А вы были живыми и напоминали ушедших — живыми. Воскрешали. Молодыми и живыми. И потому тоже вскоре оказались в центре внимания. «Внимание» — довольно нейтральное слово, обозначающее чисто зрительное восприятие кого-то или чего-то. Вы же оказались в центре, в солнечном сплетении самых сокровенных человеческих чувств. Настроение, концентрировавшееся здесь, требовало выхода, точки заземления, приложения к чему-то более живому, отзывчивому, отвечающему, чем эти безнадежно бесстрастные, безответные могильные плиты. Человек не выносит безнадежности, он ищет — слепо и вместе с тем чутко, — как бы уткнуться горем в нечто более теплое, живое, чем камень, пустота, чем реальность, в конце концов.
А вас и искать не надо было. Вы сами оказались рядом, под рукой, п о д г о р е м.
В грозу случается видеть, как молнии, выбрав один, чаще всего самый высокий предмет, не жалят, а как бы стремительно садятся на него, льнут к нему, обнимают и, заставляя его светиться обливным, фосфоресцирующим светом, буквально стекают, изливаются по нему вниз.
Могучее, раскидистое дерево, оставаясь невредимым, то и дело вспыхивает, проявляется в негативе кромешной тьмы, само как продолжение, превращение молнии, ее заключительная фаза.
Так и на вас излилась вся чаша собравшегося, сбродившего здесь горя, но и в еще большей степени — нерастраченной, невостребованной, искупительной любви.
Вы сами засветились от этой любви.
Вдобавок ко всему люди каким-то образом узнали, что это вы обиходили к празднику могилы их близких. Вероятно, здесь не обошлось без Муртагина. Как бы там ни было, а новость мгновенно облетела всех собравшихся на кладбище. Она, разумеется, только усилила интерес к вам и послужила, так сказать, формальным поводом изъявления и без того определившихся чувств.
Дала отмашку молнии.
Вы не намеревались хвалиться своей работой, и все же приятно было, что люди о ней знают. Это делало естественней вашу причастность к ним, к их горю. И к тем, кто лежал в этих могилах.
И это в ваших собственных глазах делало хоть как-то оправданнее, заслуженнее ту теплоту и ласку, в которую вы окунулись.

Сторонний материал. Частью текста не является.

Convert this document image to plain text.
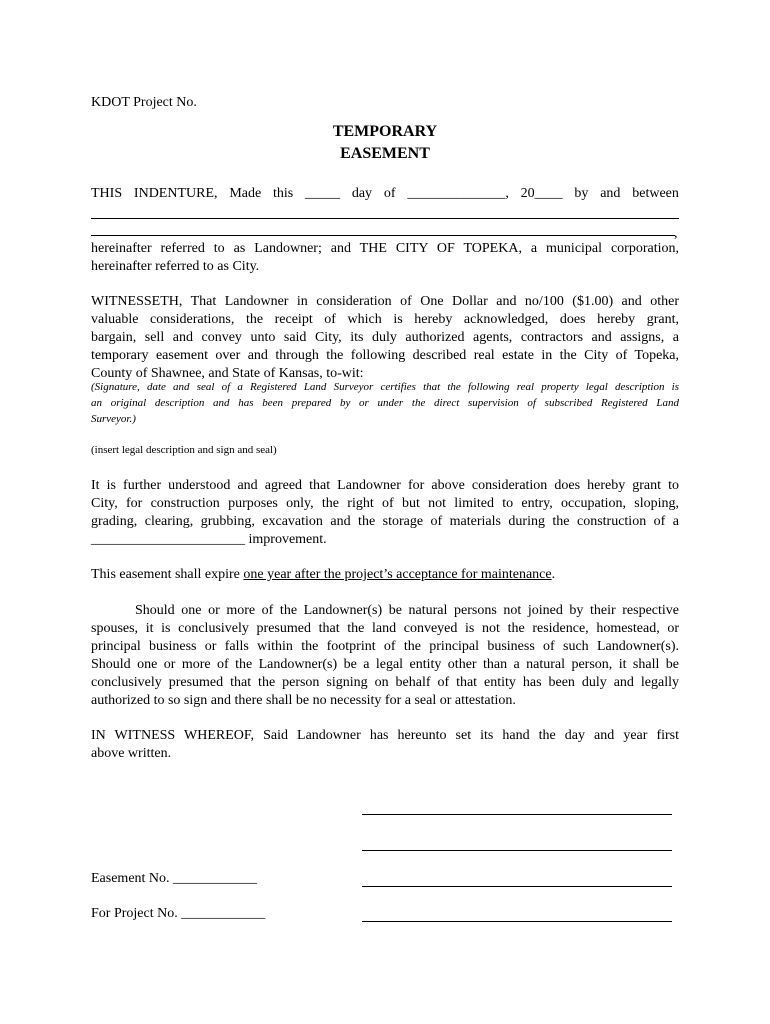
KDOT Project No.
TEMPORARY
EASEMENT
THIS INDENTURE, Made this _____ day of ______________, 20____ by and between
,
hereinafter referred to as Landowner; and THE CITY OF TOPEKA, a municipal corporation,
hereinafter referred to as City.
WITNESSETH, That Landowner in consideration of One Dollar and no/100 ($1.00) and other
valuable considerations, the receipt of which is hereby acknowledged, does hereby grant,
bargain, sell and convey unto said City, its duly authorized agents, contractors and assigns, a
temporary easement over and through the following described real estate in the City of Topeka,
County of Shawnee, and State of Kansas, to-wit:
(Signature, date and seal of a Registered Land Surveyor certifies that the following real property legal description is
an original description and has been prepared by or under the direct supervision of subscribed Registered Land
Surveyor.)
(insert legal description and sign and seal)
It is further understood and agreed that Landowner for above consideration does hereby grant to
City, for construction purposes only, the right of but not limited to entry, occupation, sloping,
grading, clearing, grubbing, excavation and the storage of materials during the construction of a
______________________ improvement.
This easement shall expire one year after the project’s acceptance for maintenance.
Should one or more of the Landowner(s) be natural persons not joined by their respective
spouses, it is conclusively presumed that the land conveyed is not the residence, homestead, or
principal business or falls within the footprint of the principal business of such Landowner(s).
Should one or more of the Landowner(s) be a legal entity other than a natural person, it shall be
conclusively presumed that the person signing on behalf of that entity has been duly and legally
authorized to so sign and there shall be no necessity for a seal or attestation.
IN WITNESS WHEREOF, Said Landowner has hereunto set its hand the day and year first
above written.
Easement No. ____________
For Project No. ____________
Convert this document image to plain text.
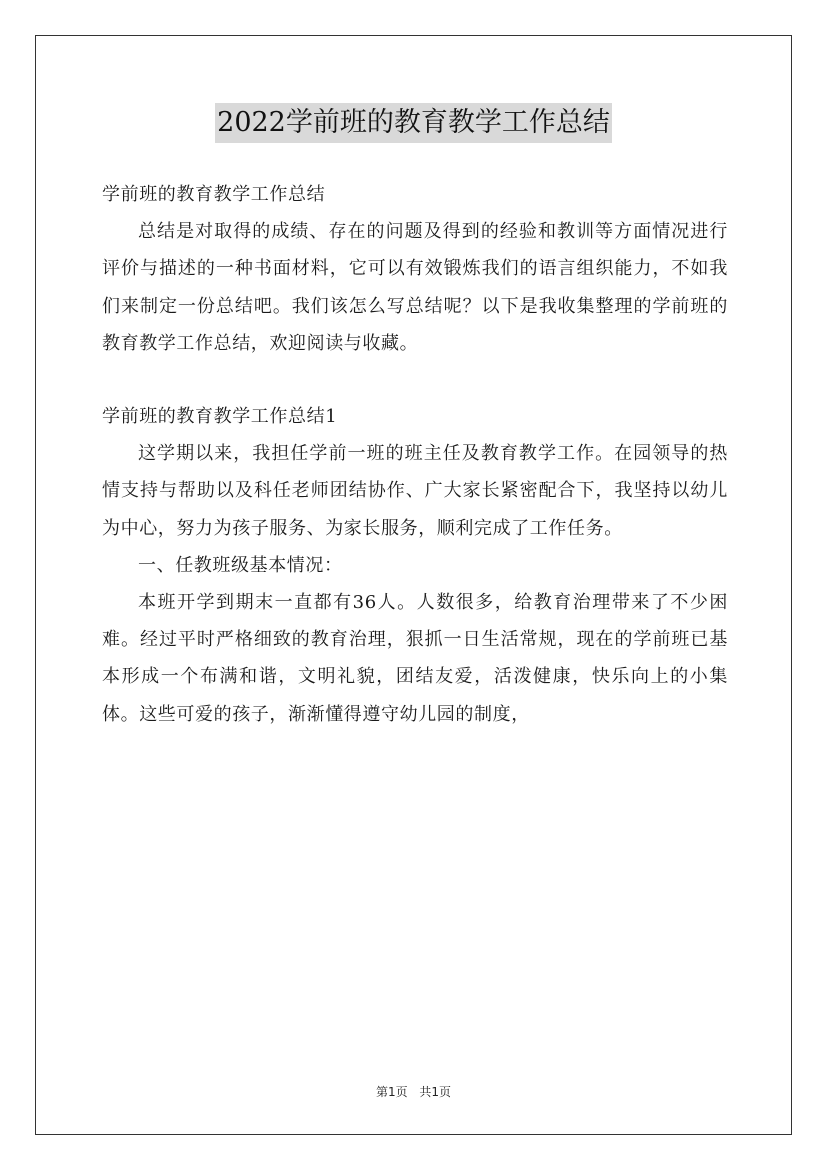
2022学前班的教育教学工作总结

学前班的教育教学工作总结

总结是对取得的成绩、存在的问题及得到的经验和教训等方面情况进行评价与描述的一种书面材料，它可以有效锻炼我们的语言组织能力，不如我们来制定一份总结吧。我们该怎么写总结呢？以下是我收集整理的学前班的教育教学工作总结，欢迎阅读与收藏。

学前班的教育教学工作总结1

这学期以来，我担任学前一班的班主任及教育教学工作。在园领导的热情支持与帮助以及科任老师团结协作、广大家长紧密配合下，我坚持以幼儿为中心，努力为孩子服务、为家长服务，顺利完成了工作任务。

一、任教班级基本情况：

本班开学到期末一直都有36人。人数很多，给教育治理带来了不少困难。经过平时严格细致的教育治理，狠抓一日生活常规，现在的学前班已基本形成一个布满和谐，文明礼貌，团结友爱，活泼健康，快乐向上的小集体。这些可爱的孩子，渐渐懂得遵守幼儿园的制度，

第1页 共1页
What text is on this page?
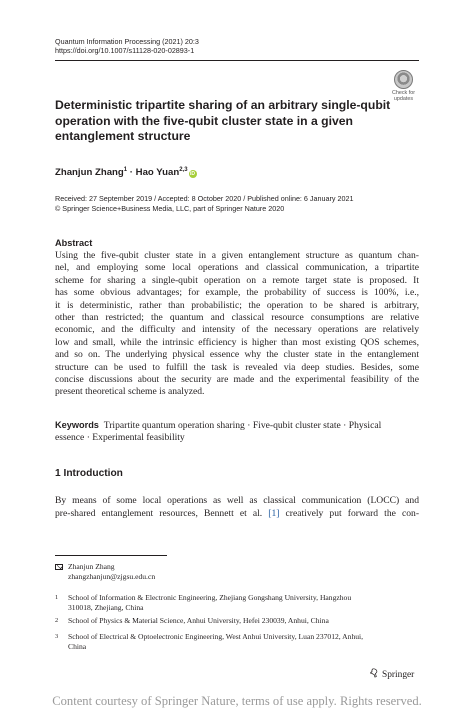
Quantum Information Processing (2021) 20:3
https://doi.org/10.1007/s11128-020-02893-1
Check for
updates
Deterministic tripartite sharing of an arbitrary single-qubit
operation with the five-qubit cluster state in a given
entanglement structure
Zhanjun Zhang$^1$ · Hao Yuan$^{2,3}$iD
Received: 27 September 2019 / Accepted: 8 October 2020 / Published online: 6 January 2021
© Springer Science+Business Media, LLC, part of Springer Nature 2020
Abstract
Using the five-qubit cluster state in a given entanglement structure as quantum chan-
nel, and employing some local operations and classical communication, a tripartite
scheme for sharing a single-qubit operation on a remote target state is proposed. It
has some obvious advantages; for example, the probability of success is 100%, i.e.,
it is deterministic, rather than probabilistic; the operation to be shared is arbitrary,
other than restricted; the quantum and classical resource consumptions are relative
economic, and the difficulty and intensity of the necessary operations are relatively
low and small, while the intrinsic efficiency is higher than most existing QOS schemes,
and so on. The underlying physical essence why the cluster state in the entanglement
structure can be used to fulfill the task is revealed via deep studies. Besides, some
concise discussions about the security are made and the experimental feasibility of the
present theoretical scheme is analyzed.
Keywords Tripartite quantum operation sharing · Five-qubit cluster state · Physical
essence · Experimental feasibility
1 Introduction
By means of some local operations as well as classical communication (LOCC) and
pre-shared entanglement resources, Bennett et al. [1] creatively put forward the con-
Zhanjun Zhang
zhangzhanjun@zjgsu.edu.cn
1 School of Information & Electronic Engineering, Zhejiang Gongshang University, Hangzhou
310018, Zhejiang, China
2 School of Physics & Material Science, Anhui University, Hefei 230039, Anhui, China
3 School of Electrical & Optoelectronic Engineering, West Anhui University, Luan 237012, Anhui,
China
Springer
Content courtesy of Springer Nature, terms of use apply. Rights reserved.
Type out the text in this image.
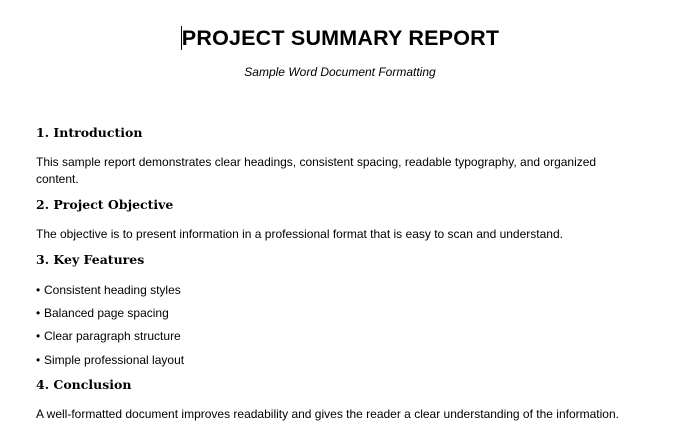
PROJECT SUMMARY REPORT
Sample Word Document Formatting
1. Introduction
This sample report demonstrates clear headings, consistent spacing, readable typography, and organized content.
2. Project Objective
The objective is to present information in a professional format that is easy to scan and understand.
3. Key Features
• Consistent heading styles
• Balanced page spacing
• Clear paragraph structure
• Simple professional layout
4. Conclusion
A well-formatted document improves readability and gives the reader a clear understanding of the information.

И которая по сути — вы это понимали — была адресована другим.
К вам подходили, вас поминутно подзывали, обнимали и целовали, и вы обнимали и целовали…
Ты помнишь: старая женщина плакала у тебя на плече и называла сыном, хотя ты ей скорее годился во внуки, и гладила твои волосы, и ты, держа в одной руке давно снятую фуражку, другой, влажной от волнения, тоже благодарно и утешительно гладил конец разметавшегося над нею черного платка.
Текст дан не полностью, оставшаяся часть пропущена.